The NDP's former Newfoundland separatist

Ryan Cleary could be Jack Layton’s biggest caucus challenge

The wild  card

Andrew Vaughan/CP

Forget the NDP’s young Quebec caucus: Jack Layton’s biggest management problem when the House of Commons reconvenes may well be the newly elected MP from St. John’s South-Mount Pearl. After failing to win the suburban Newfoundland riding in 2008, Ryan Cleary astonished himself on election night by unseating Liberal incumbent Siobhan Coady by more than 7,000 votes. Making it all the more surprising is the fact that in his previous life as a journalist, Cleary called the NDP a bunch of “losers,” “a small pocket of aging granolas and artsy-fartsies,” and “a party that wouldn’t win an election if Jackie Layton was given a 100-seat head start.”
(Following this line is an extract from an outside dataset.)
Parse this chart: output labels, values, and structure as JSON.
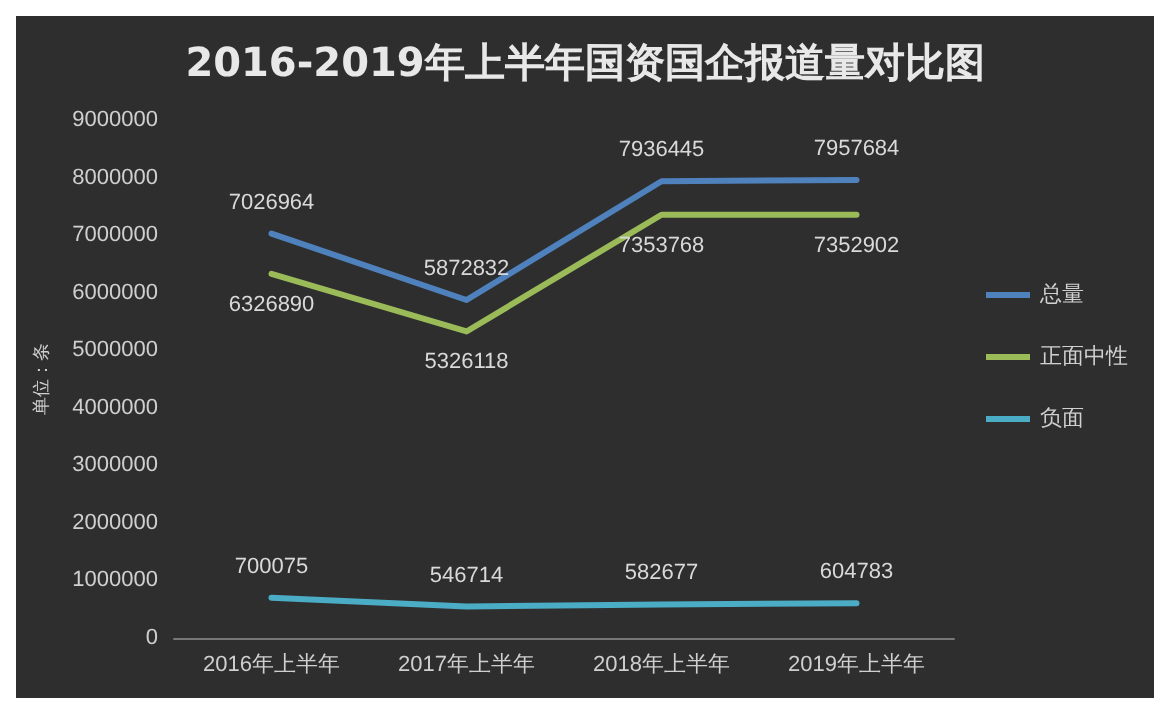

As the former editor-in-chief of the Independent, a St. John’s newspaper, and as an open-line radio host on the popular St. John’s station VOCM (Voice of the Common Man), Cleary also carved out a reputation as an unapologetic Newfoundland separatist. “I don’t want to seem ungrateful, but now that we’re rolling in the cash it may be time to consider breaking away from the country of Canada,” he wrote in May 2008, five months before hoisting the federal NDP banner for the first time. “If we’re teetering on the edge of economic independence anyway, why not go all the way?”

Today, Cleary, 44, pauses when asked if he still favours independence. “I do not consider myself a separatist,” he says finally. “There have been points when I was younger, when I was gung-ho in terms of separation. But that’s not what people want, and that’s not what I want.”
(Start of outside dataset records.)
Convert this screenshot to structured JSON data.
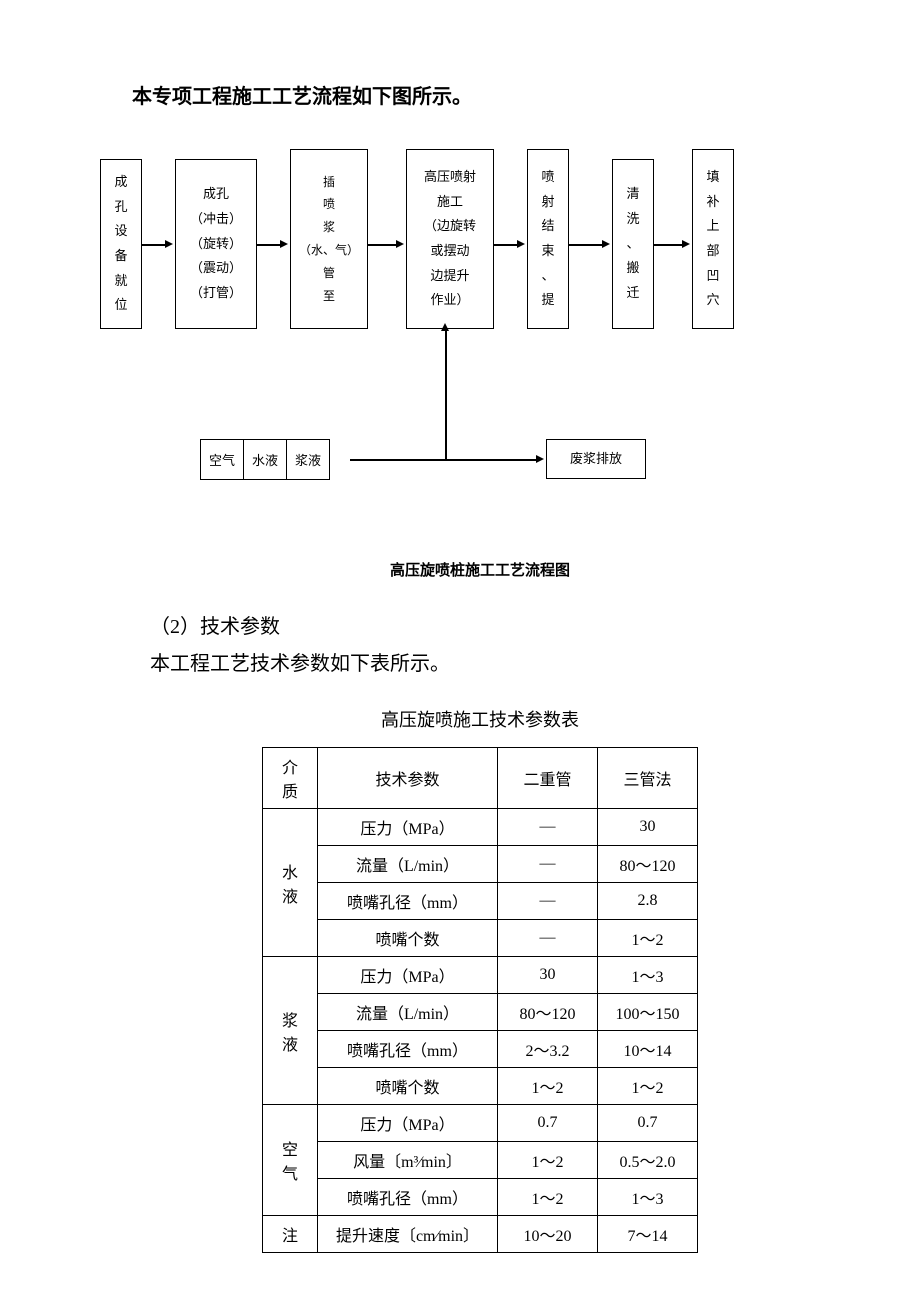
{
  "intro": "本专项工程施工工艺流程如下图所示。",
  "flowchart": {
    "boxes": [
      {
        "id": "box1",
        "text": "成孔设备就位",
        "lines": [
          "成",
          "孔",
          "设",
          "备",
          "就",
          "位"
        ]
      },
      {
        "id": "box2",
        "lines": [
          "成孔",
          "（冲击）",
          "（旋转）",
          "（震动）",
          "（打管）"
        ]
      },
      {
        "id": "box3",
        "lines": [
          "插",
          "喷",
          "浆",
          "（水、气）",
          "管",
          "至"
        ]
      },
      {
        "id": "box4",
        "lines": [
          "高压喷射",
          "施工",
          "（边旋转",
          "或摆动",
          "边提升",
          "作业）"
        ]
      },
      {
        "id": "box5",
        "lines": [
          "喷",
          "射",
          "结",
          "束",
          "、",
          "提"
        ]
      },
      {
        "id": "box6",
        "lines": [
          "清",
          "洗",
          "、",
          "搬",
          "迁"
        ]
      },
      {
        "id": "box7",
        "lines": [
          "填",
          "补",
          "上",
          "部",
          "凹",
          "穴"
        ]
      }
    ],
    "inputs": [
      "空气",
      "水液",
      "浆液"
    ],
    "waste": "废浆排放",
    "caption": "高压旋喷桩施工工艺流程图"
  },
  "section2": {
    "num": "（2）技术参数",
    "desc": "本工程工艺技术参数如下表所示。"
  },
  "table": {
    "title": "高压旋喷施工技术参数表",
    "headers": [
      "介质",
      "技术参数",
      "二重管",
      "三管法"
    ],
    "rows": [
      {
        "medium": "水液",
        "rowspan": 4,
        "param": "压力（MPa）",
        "v1": "—",
        "v2": "30"
      },
      {
        "param": "流量（L/min）",
        "v1": "—",
        "v2": "80～120"
      },
      {
        "param": "喷嘴孔径（mm）",
        "v1": "—",
        "v2": "2.8"
      },
      {
        "param": "喷嘴个数",
        "v1": "—",
        "v2": "1～2"
      },
      {
        "medium": "浆液",
        "rowspan": 4,
        "param": "压力（MPa）",
        "v1": "30",
        "v2": "1～3"
      },
      {
        "param": "流量（L/min）",
        "v1": "80～120",
        "v2": "100～150"
      },
      {
        "param": "喷嘴孔径（mm）",
        "v1": "2～3.2",
        "v2": "10～14"
      },
      {
        "param": "喷嘴个数",
        "v1": "1～2",
        "v2": "1～2"
      },
      {
        "medium": "空气",
        "rowspan": 3,
        "param": "压力（MPa）",
        "v1": "0.7",
        "v2": "0.7"
      },
      {
        "param": "风量〔m³⁄min〕",
        "v1": "1～2",
        "v2": "0.5～2.0"
      },
      {
        "param": "喷嘴孔径（mm）",
        "v1": "1～2",
        "v2": "1～3"
      },
      {
        "medium": "注",
        "rowspan": 1,
        "param": "提升速度〔cm⁄min〕",
        "v1": "10～20",
        "v2": "7～14"
      }
    ]
  }
}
Visitors to his new office on Parliament Hill will likely see a photograph on the wall showing Cleary, in a tuxedo, accepting an award from then-governor general Adrienne Clarkson. In 2005, Cleary’s newspaper was a finalist for the Michener Award for public service journalism, for publishing a groundbreaking cost-benefit analysis that claimed, contrary to popular wisdom, that Newfoundland and Labrador had contributed more to Canada financially than it had received. The analysis included the usual measurement of taxes paid and transfer payments received, but also added up the billions earned from offshore oil projects, and the indirect revenues collected by Quebec from decades of access to cheap Labrador hydro power—a calculation that was disputed by many economists.

Cleary says he still believes Confederation has been a raw deal for his province, particularly because of the chokehold Quebec exerts over the transmission of hydroelectric power at Churchill Falls, Labrador, and because of what he calls the “annihilation” by federal bureaucrats of the once-great fishery. His personal mission in Ottawa, he says, is to seek a national energy policy that would liberalize electricity transmission, and to demand a judicial inquiry into the collapse of the cod fishery. “I’m going to be in the Conservative government’s face every single day that I’m in Ottawa in terms of fisheries issues,” he says. “This is what I’m used to doing as a newspaper journalist, as an open-line host. And I’m not going to change my style.”

Making friends with his new Quebec colleagues—the NDP now has 58 MPs from the province—might be tough considering that Cleary once said an independent Newfoundland would be free to tear up the 1968 contract that gives Hydro-Quebec cheap access to Churchill Falls power. As Edward Hollett, an influential St. John’s blogger pointed out, the New Democrats “can’t keep Ryan under wraps forever . . . this guy could be an accident waiting to happen.” Cleary isn’t worried. “I don’t think I have a big mouth. I just have something to say and I’m going to say it.”